Question 1
Ola Ltd, which uses a job costing system, had two jobs in process at the start of the year: Job L1 ($68,000) and Job L2 ($30 000). The following information is available:
1. The company applies manufacturing overhead on the basis of machine hours. Budgeted overhead and machine activity for the year were anticipated to be $1,000,000 and 25,000 hours, respectively.
2. The company worked on three jobs during the first quarter (i.e. from 1 January to 31 March). Direct materials used, direct labour incurred and machine hours consumed were as shown in the following table:
Job numbers |
Direct material |
Direct labour |
Machine hours |
L1 |
$15,000 |
$30,000 |
900 |
L2 |
– |
33,000 |
1,600 |
L3 |
45,000 |
65,000 |
2,000 |
3. Manufacturing overhead incurred during the first quarter was $215,000.
3. Ola Ltd completed Job L1 and Job L2 during the first quarter.
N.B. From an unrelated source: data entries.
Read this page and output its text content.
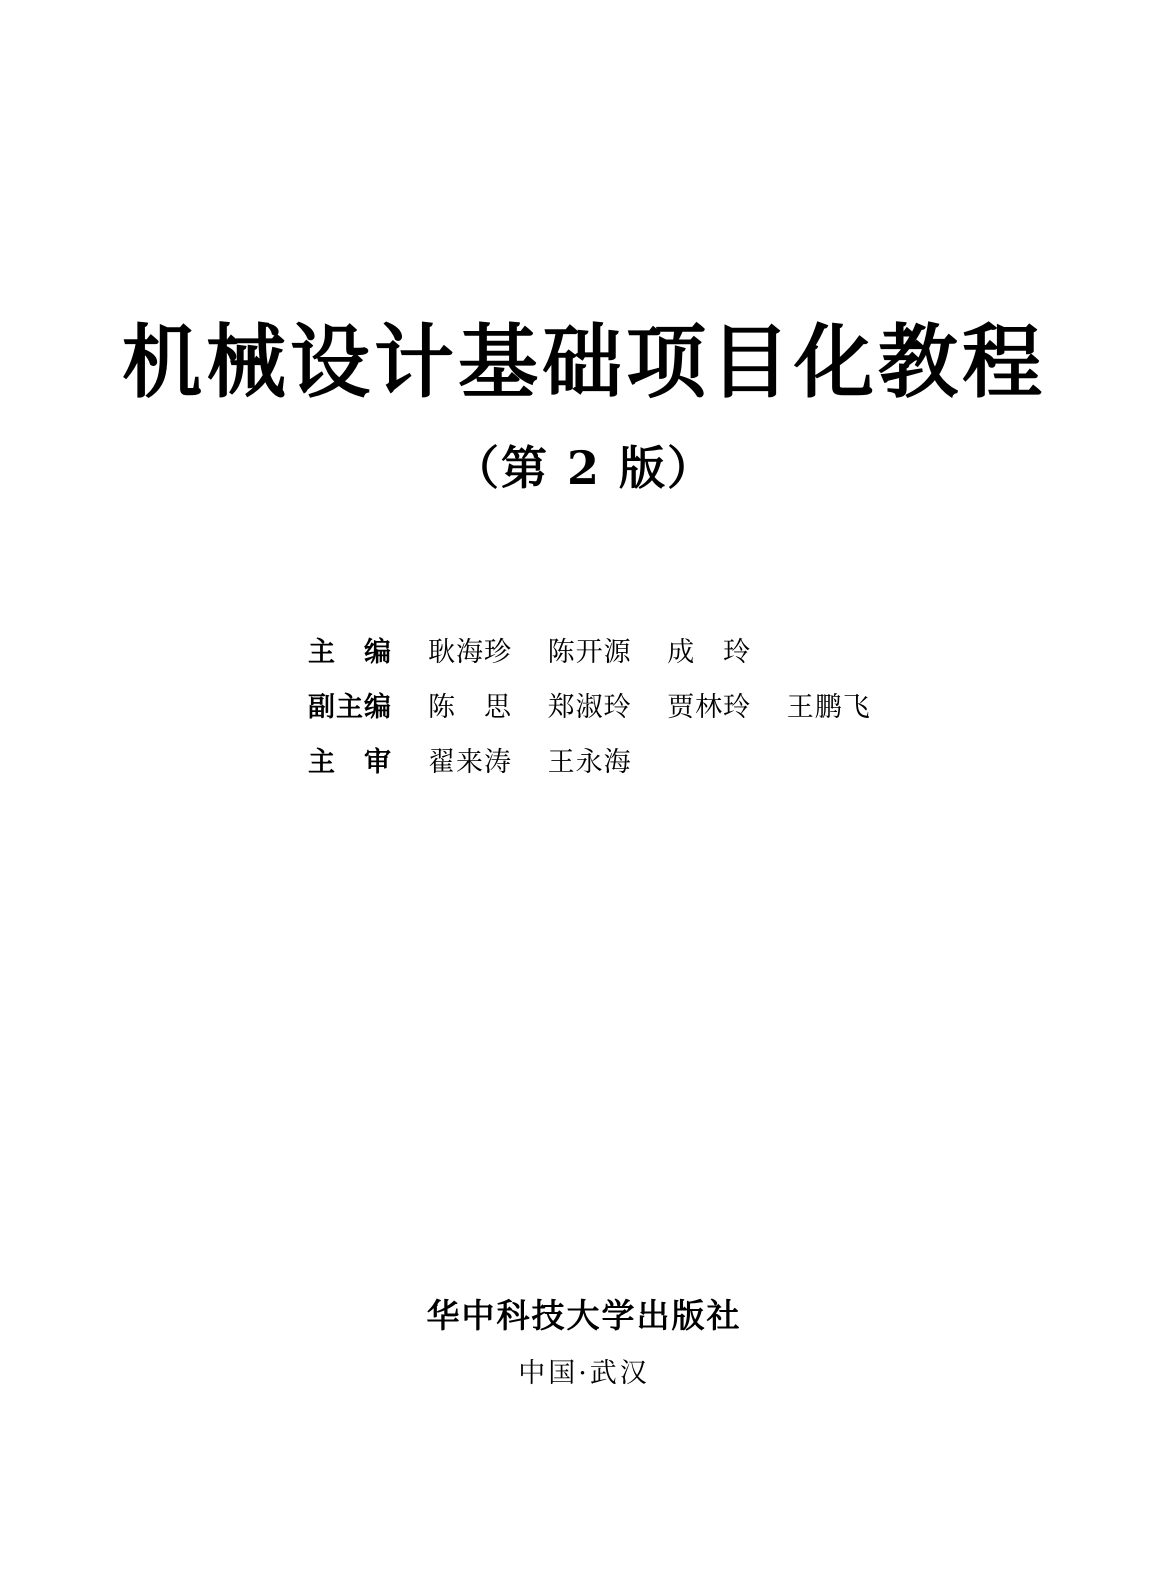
机械设计基础项目化教程
（第 2 版）
主　编	耿海珍 陈开源 成　玲
副主编	陈　思 郑淑玲 贾林玲 王鹏飞
主　审	翟来涛 王永海
华中科技大学出版社
中国·武汉
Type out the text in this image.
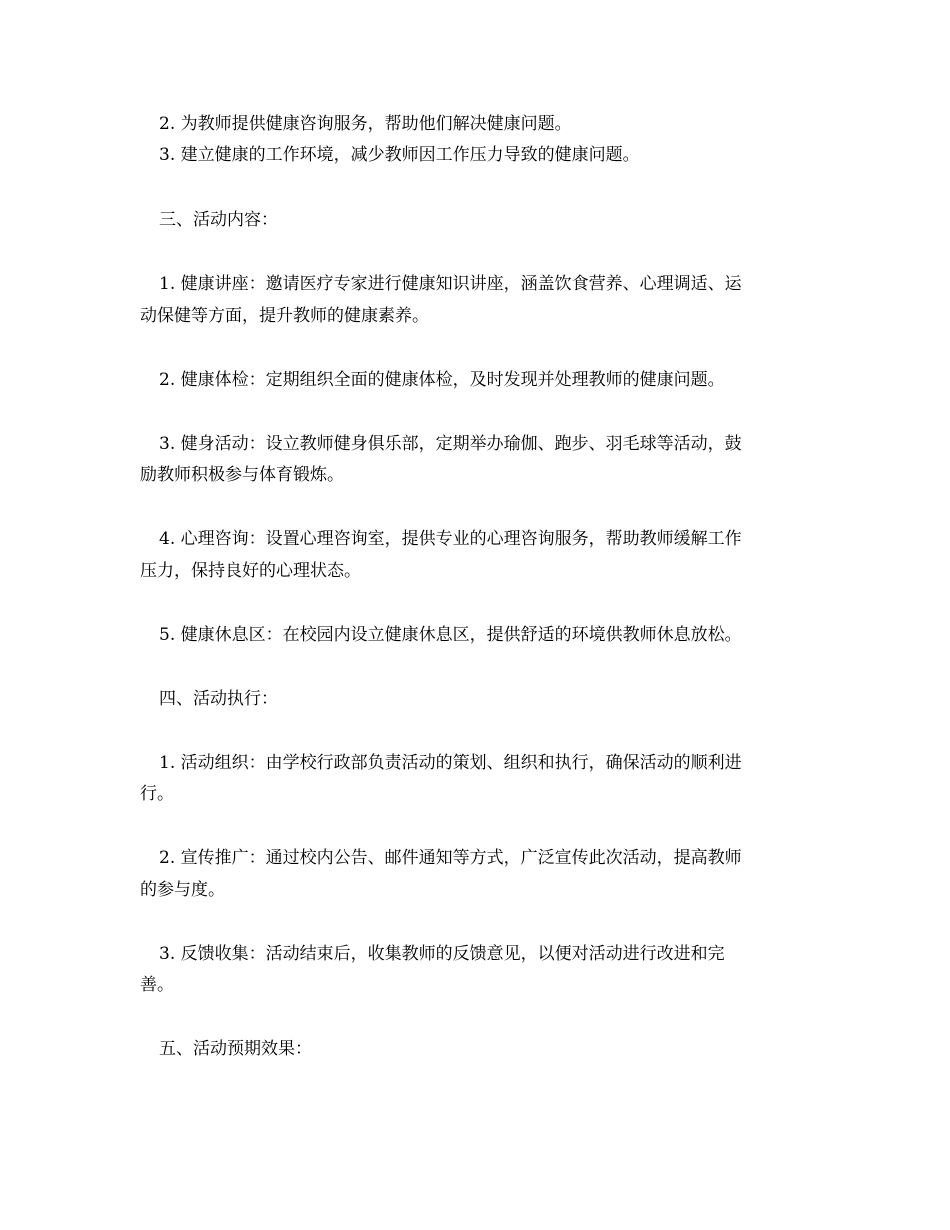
2. 为教师提供健康咨询服务，帮助他们解决健康问题。
3. 建立健康的工作环境，减少教师因工作压力导致的健康问题。
三、活动内容：
1. 健康讲座：邀请医疗专家进行健康知识讲座，涵盖饮食营养、心理调适、运
动保健等方面，提升教师的健康素养。
2. 健康体检：定期组织全面的健康体检，及时发现并处理教师的健康问题。
3. 健身活动：设立教师健身俱乐部，定期举办瑜伽、跑步、羽毛球等活动，鼓
励教师积极参与体育锻炼。
4. 心理咨询：设置心理咨询室，提供专业的心理咨询服务，帮助教师缓解工作
压力，保持良好的心理状态。
5. 健康休息区：在校园内设立健康休息区，提供舒适的环境供教师休息放松。
四、活动执行：
1. 活动组织：由学校行政部负责活动的策划、组织和执行，确保活动的顺利进
行。
2. 宣传推广：通过校内公告、邮件通知等方式，广泛宣传此次活动，提高教师
的参与度。
3. 反馈收集：活动结束后，收集教师的反馈意见，以便对活动进行改进和完
善。
五、活动预期效果：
Job L2 was sold on credit, producing a profit of $30,000 for the company.
Required:
1. Calculate the company’s predetermined overhead rate.
2. Calculate manufacturing overhead applied to production for the first quarter.
3. Determine the cost of jobs completed in the first quarter.
4. Determine the cost of the jobs still in process at the end of the first quarter.